Technologies used in article submitted to IOP Nanotechnology

Different CMOS/RRAM models can be used. See requirements section. The following models were used for the results shown in IOP Nanotechnology http://iopscience.iop.org/journal/0957-4484 submission.

Published in:

García-Redondo, F., & López-Vallejo, M. (2018). Self-controlled multilevel writing architecture for fast training in neuromorphic RRAM applications. Nanotechnology, 29(40), 405203. DOI: 10.1088/1361-6528/aad2fa https://doi.org/10.1088/1361-6528/aad2fa

RRAM Model

RRAM Model from Arizona State University Developers and contact information: Pai-Yu Chen, Shimeng Yu, Arizona State University For technical questions, address to Pai-Yu Chen, pchen72@asu.edu For logistic questions, address to Prof. Shimeng Yu, shimengy@asu.edu

Extracted from manual: Copyright of the model is maintained by the developers, and the model is distributed under the terms of the Creative Commons Attribution-NonCommercial 4.0 International Public License http://creativecommons.org/licenses/by-nc/4.0/legalcode. If you use this model in your work, you are requested to cite [1] in the reference [1] P.-Y. Chen, S. Yu, “Compact modeling of RRAM devices and its applications in 1T1R and 1S1R array design,” IEEE Trans. Electron Devices, vol. 62, no. 12, pp. 4022-4028, 2015.

CMOS Technology

A commercial 40nm technology was used. Substitute it with the most convenient one, but take into account that results may vary depending on it.
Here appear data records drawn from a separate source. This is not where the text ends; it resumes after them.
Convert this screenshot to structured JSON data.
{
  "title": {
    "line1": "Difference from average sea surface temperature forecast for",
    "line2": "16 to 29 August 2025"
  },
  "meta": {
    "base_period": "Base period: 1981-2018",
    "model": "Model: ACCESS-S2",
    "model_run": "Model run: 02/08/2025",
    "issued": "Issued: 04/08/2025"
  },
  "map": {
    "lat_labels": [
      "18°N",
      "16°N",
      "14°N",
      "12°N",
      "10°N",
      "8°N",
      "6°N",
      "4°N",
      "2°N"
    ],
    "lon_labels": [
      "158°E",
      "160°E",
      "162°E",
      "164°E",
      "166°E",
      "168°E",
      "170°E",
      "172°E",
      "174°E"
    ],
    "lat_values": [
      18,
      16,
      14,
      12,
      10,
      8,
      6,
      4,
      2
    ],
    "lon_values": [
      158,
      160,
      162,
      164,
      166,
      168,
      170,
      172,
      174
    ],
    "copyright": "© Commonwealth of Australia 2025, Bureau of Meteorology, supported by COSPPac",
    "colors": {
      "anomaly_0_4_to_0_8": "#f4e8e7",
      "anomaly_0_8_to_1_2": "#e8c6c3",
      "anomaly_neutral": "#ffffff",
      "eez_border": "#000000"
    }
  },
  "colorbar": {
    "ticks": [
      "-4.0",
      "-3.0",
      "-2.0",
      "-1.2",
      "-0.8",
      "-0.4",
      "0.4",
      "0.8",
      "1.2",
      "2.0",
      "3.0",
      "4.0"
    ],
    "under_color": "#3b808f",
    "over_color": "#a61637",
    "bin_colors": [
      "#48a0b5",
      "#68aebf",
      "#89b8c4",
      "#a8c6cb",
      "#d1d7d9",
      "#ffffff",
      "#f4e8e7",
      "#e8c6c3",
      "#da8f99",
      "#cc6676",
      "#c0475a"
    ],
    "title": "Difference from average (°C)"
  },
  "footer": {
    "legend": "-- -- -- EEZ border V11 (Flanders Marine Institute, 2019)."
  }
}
You must rerun the whole methodology.

Abstract from the paper submitted to IOP Nanotechnology

Memristor crossbar arrays naturally accelerate neural networks applications by carrying out parallel multiply-add operations. Due to the abrupt SET operation characterizing most RRAM devices, on-chip training usually requires either from iterative write/read stages, large and variations-sensitive circuitry, or both, in order to achieve multilevel capabilities. This paper presents a novel architecture to program multilevel devices with a short and fixed operation duration. We rely on an ad-hoc scheme to self-control the abrupt SET, choking the writing stimulus as the cell addresses the desired level. We validated the proposal against thorough simulations using RRAM cells fitting extremely fast physical devices and a commercial 40nm CMOS technology, both exhibiting variability. For every case the proposed architecture allowed progressive and almost-linear resistive levels in each 1T1R and 1R crossbars structures.